Collège Weiler
2, rue Raymond Paumier 91230 MONTGERON. Tél : 01.60.48.77.65
Site de l'académie de Versailles

Accueil > Disciplines > ARTS PLASTIQUES > L’art est un défi ! > Réponse défi n°5

Réponse défi n°5

L’impressionnisme est un mouvement en peinture qui apparaît à Paris en 1877. Ce mouvement se répandra dans toute l’Europe ainsi qu’aux États-Unis et en Russie (même si Paris restera la ville où s’est concentré le plus grand nombres de peintres impressionnistes).
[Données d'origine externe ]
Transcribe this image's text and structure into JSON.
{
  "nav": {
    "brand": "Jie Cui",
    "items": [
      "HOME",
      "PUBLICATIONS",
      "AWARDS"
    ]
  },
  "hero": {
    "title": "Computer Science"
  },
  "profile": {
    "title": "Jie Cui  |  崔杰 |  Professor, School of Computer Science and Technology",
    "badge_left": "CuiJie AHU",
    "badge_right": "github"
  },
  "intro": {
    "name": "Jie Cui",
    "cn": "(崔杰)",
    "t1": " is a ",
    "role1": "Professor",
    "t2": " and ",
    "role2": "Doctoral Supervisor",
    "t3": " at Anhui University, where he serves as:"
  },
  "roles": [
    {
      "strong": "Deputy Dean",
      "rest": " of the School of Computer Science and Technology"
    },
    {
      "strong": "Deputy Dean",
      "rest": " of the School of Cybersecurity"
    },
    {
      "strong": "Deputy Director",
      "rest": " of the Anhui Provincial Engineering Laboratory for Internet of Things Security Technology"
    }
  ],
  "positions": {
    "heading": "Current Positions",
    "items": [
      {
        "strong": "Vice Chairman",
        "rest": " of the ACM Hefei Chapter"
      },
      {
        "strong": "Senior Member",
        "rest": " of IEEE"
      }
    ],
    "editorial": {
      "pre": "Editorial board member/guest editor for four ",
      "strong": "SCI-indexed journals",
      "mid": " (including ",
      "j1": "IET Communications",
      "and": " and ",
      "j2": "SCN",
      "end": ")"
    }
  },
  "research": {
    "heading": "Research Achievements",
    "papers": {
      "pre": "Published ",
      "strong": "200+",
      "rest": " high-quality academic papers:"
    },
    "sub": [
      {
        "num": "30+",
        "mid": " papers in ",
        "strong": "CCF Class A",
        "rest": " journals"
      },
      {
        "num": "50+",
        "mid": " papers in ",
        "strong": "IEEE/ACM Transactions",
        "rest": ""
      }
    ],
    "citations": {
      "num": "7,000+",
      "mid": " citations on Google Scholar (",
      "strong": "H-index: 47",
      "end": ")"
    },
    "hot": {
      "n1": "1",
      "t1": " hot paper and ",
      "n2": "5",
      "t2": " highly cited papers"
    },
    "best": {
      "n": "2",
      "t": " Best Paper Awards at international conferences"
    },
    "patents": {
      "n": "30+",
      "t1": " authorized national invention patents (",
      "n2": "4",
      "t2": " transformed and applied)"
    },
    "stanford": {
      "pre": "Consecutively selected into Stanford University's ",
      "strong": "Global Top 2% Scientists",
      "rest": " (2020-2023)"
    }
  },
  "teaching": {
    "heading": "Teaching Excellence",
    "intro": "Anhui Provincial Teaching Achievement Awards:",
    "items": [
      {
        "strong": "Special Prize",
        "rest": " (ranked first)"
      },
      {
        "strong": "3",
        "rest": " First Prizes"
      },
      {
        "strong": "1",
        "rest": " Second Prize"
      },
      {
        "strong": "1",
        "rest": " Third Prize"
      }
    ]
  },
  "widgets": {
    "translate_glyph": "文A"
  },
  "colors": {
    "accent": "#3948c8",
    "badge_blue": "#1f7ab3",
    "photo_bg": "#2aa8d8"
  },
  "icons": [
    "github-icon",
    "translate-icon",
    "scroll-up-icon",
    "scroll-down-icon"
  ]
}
Vous avez dit impressionnistes ? Mais quel drôle de nom !

Le nom étrange de ce mouvement vient à l’origine du jugement négatif d’un critique d’art ( les critiques d’art sont les journalistes qui écrivent des articles sur les œuvres et expositions d’art) qui visitait une exposition présentant des tableaux de Claude Monet (on a vu certains des ses tableau en 5e).
L’un des tableaux de Monet avait pour titre Impression, soleil levant.
Claude Monet, Impression soleil levant, 1872, peinture à l'huile, Musée d'Orsay, Paris.
Claude Monet, Impression soleil levant, 1872, peinture à l’huile, Musée d’Orsay, Paris. Voici la peinture qui est à l’origine de l’appelation du mouvement.

Pour se moquer du tableau qu’il n’aimait vraiment pas, le critique d’art intitule sont article de journal : « L’exposition des impressionnistes ».
Mais l’objectif moqueur du mot ’’impressionniste’’ n’aura pas l’effet attendu, bien au contraire...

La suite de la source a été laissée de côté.